We’ve know for a long time that outcomes and health status are impacted by race and socio-economic status (SES).  For instance black males in Harlem have much lower life expectancy than average.  Similarly, despite the 50 years of Universal Health Insurance and care from the National Health Service in the UK, SES or "class" level there has a marked impact on health status and outcomes. In fact variation in employment status within the same SES, also has a large impact (and not surprisingly it’s better to be at the top than the bottom), as shown in the classic British Whitehall Study. And of course we also know that access to care for those without insurance is worse in the US than for those with insurance.

However, I believe that this is the first example in the US showing that access to a specific type of care for those in the same insurance category is very different.  I don’t know why black seniors in the US have knee surgery at half the rate of white seniors.  I suspect both patient demand, and physician culture have something to do with it.  I also don’t know which rate of knee surgery is better.–especially as last year the NEJM published a study that said that in the case of osteoarthritis, knee arthoscopy was no better than placebo. But it is clear that race and presumably other social factors influence the treatment that is given to patients with similar conditions for no good reason.
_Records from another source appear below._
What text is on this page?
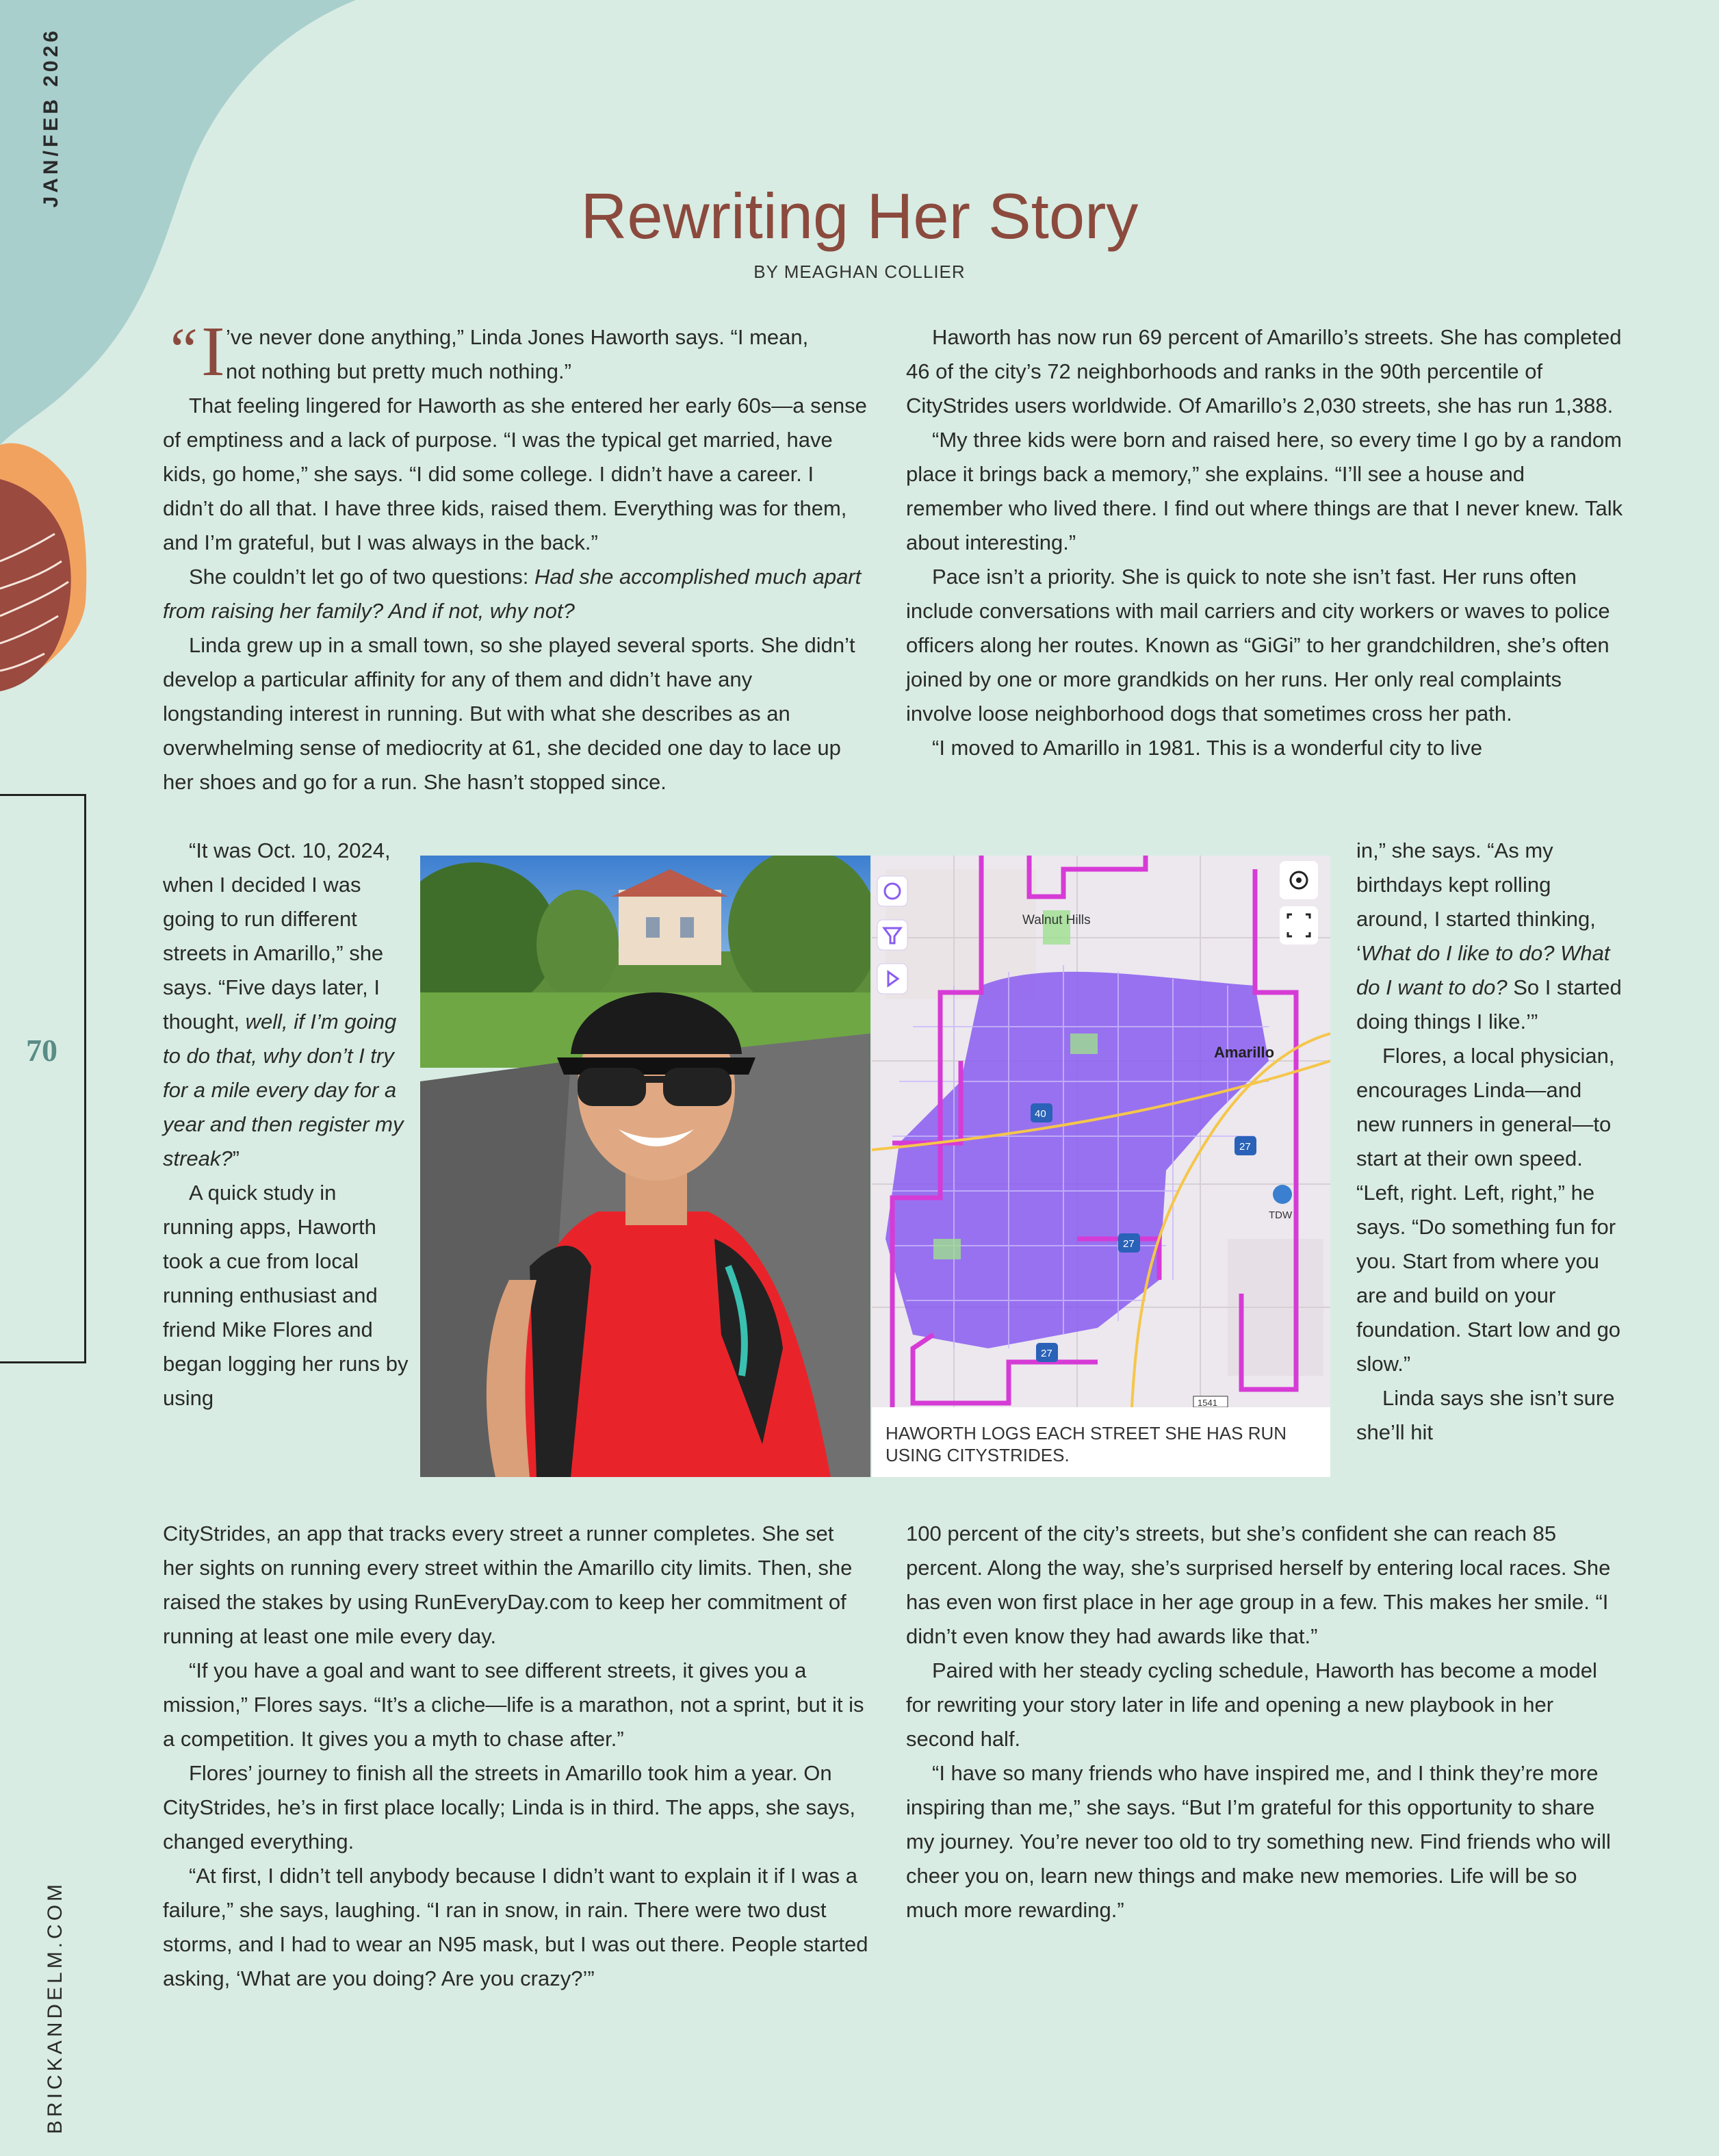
Rewriting Her Story
BY MEAGHAN COLLIER
JAN/FEB 2026
BRICKANDELM.COM
70
“ I ’ve never done anything,” Linda Jones Haworth says. “I mean,
not nothing but pretty much nothing.”

That feeling lingered for Haworth as she entered her early 60s—a sense of emptiness and a lack of purpose. “I was the typical get married, have kids, go home,” she says. “I did some college. I didn’t have a career. I didn’t do all that. I have three kids, raised them. Everything was for them, and I’m grateful, but I was always in the back.”

She couldn’t let go of two questions: Had she accomplished much apart from raising her family? And if not, why not?

Linda grew up in a small town, so she played several sports. She didn’t develop a particular affinity for any of them and didn’t have any longstanding interest in running. But with what she describes as an overwhelming sense of mediocrity at 61, she decided one day to lace up her shoes and go for a run. She hasn’t stopped since.

“It was Oct. 10, 2024, when I decided I was going to run different streets in Amarillo,” she says. “Five days later, I thought, well, if I’m going to do that, why don’t I try for a mile every day for a year and then register my streak?”

A quick study in running apps, Haworth took a cue from local running enthusiast and friend Mike Flores and began logging her runs by using

CityStrides, an app that tracks every street a runner completes. She set her sights on running every street within the Amarillo city limits. Then, she raised the stakes by using RunEveryDay.com to keep her commitment of running at least one mile every day.

“If you have a goal and want to see different streets, it gives you a mission,” Flores says. “It’s a cliche—life is a marathon, not a sprint, but it is a competition. It gives you a myth to chase after.”

Flores’ journey to finish all the streets in Amarillo took him a year. On CityStrides, he’s in first place locally; Linda is in third. The apps, she says, changed everything.

“At first, I didn’t tell anybody because I didn’t want to explain it if I was a failure,” she says, laughing. “I ran in snow, in rain. There were two dust storms, and I had to wear an N95 mask, but I was out there. People started asking, ‘What are you doing? Are you crazy?’”

Haworth has now run 69 percent of Amarillo’s streets. She has completed 46 of the city’s 72 neighborhoods and ranks in the 90th percentile of CityStrides users worldwide. Of Amarillo’s 2,030 streets, she has run 1,388.

“My three kids were born and raised here, so every time I go by a random place it brings back a memory,” she explains. “I’ll see a house and remember who lived there. I find out where things are that I never knew. Talk about interesting.”

Pace isn’t a priority. She is quick to note she isn’t fast. Her runs often include conversations with mail carriers and city workers or waves to police officers along her routes. Known as “GiGi” to her grandchildren, she’s often joined by one or more grandkids on her runs. Her only real complaints involve loose neighborhood dogs that sometimes cross her path.

“I moved to Amarillo in 1981. This is a wonderful city to live

in,” she says. “As my birthdays kept rolling around, I started thinking, ‘What do I like to do? What do I want to do? So I started doing things I like.’”

Flores, a local physician, encourages Linda—and new runners in general—to start at their own speed. “Left, right. Left, right,” he says. “Do something fun for you. Start from where you are and build on your foundation. Start low and go slow.”

Linda says she isn’t sure she’ll hit

100 percent of the city’s streets, but she’s confident she can reach 85 percent. Along the way, she’s surprised herself by entering local races. She has even won first place in her age group in a few. This makes her smile. “I didn’t even know they had awards like that.”

Paired with her steady cycling schedule, Haworth has become a model for rewriting your story later in life and opening a new playbook in her second half.

“I have so many friends who have inspired me, and I think they’re more inspiring than me,” she says. “But I’m grateful for this opportunity to share my journey. You’re never too old to try something new. Find friends who will cheer you on, learn new things and make new memories. Life will be so much more rewarding.”

Walnut Hills
Amarillo
40
27
27
27
TDW
1541
HAWORTH LOGS EACH STREET SHE HAS RUN USING CITYSTRIDES.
(Alerted to this by California Healthline)

THE INDUSTRY: Price Discrimination lives–Only the poor pay full price in U.S. healthcare system

In an article on CBS Marketwatch, titled Only the poor pay full price, Michael Collins points out from a business point of view, the crazy pricing scheme in the U.S. healthcare "system". I had a similar experience last year when I had knee surgery.  I bargained heavily with my surgeon who wouldn’t take managed care contracts.  For the facility charge, the bill I saw was $20,000 but the facility only collected around $8,000.  Meanwhile a surgeon billed me over $100 for a second opinion, but the PPO only paid $43. I remember this back in 1990 in Alain Enthoven’s class.  Several hospital representatives in the class used to complain about being forced to give managed care plans "discounts".  Enthoven called hospital billing a "fiction".

Collins makes the obvious point that if you do not have insurance, you will be charged the full price.  The provider may not expect to get their money, but if you have any assets, the hospital/clinic will come after you for the money–and you’ll be paying at the full rate, which no insurer pays. 

In fact it may be worse.  If you do have insurance and you pay 20% of the fee, your insurer may make you pay them 20% of the full fee, while they get the negotiated discount that my classmates complained about.  Several Blues plans had plenty of legal problems when they were caught doing this practice in the mid-1990s, including Trigon (Virginia) which in essence was forced to pay large fines several times over in order for the state Attorney-General to allow it to turn for-profit. (I can’t find a reference to this but it was a big deal before they could get their S1 registration out in 1996).

Transparent pricing would appear to help everyone.  But for historical reasons (the need for cross-subsidizaton within providers from rich to poorly insured patients) it hasn’t emerged. Now for business reasons, no one wants to reveal their "deal". This is as true for hospital and physician care, as it is for drug rebates, and it gives the lie to health care being a "free" market.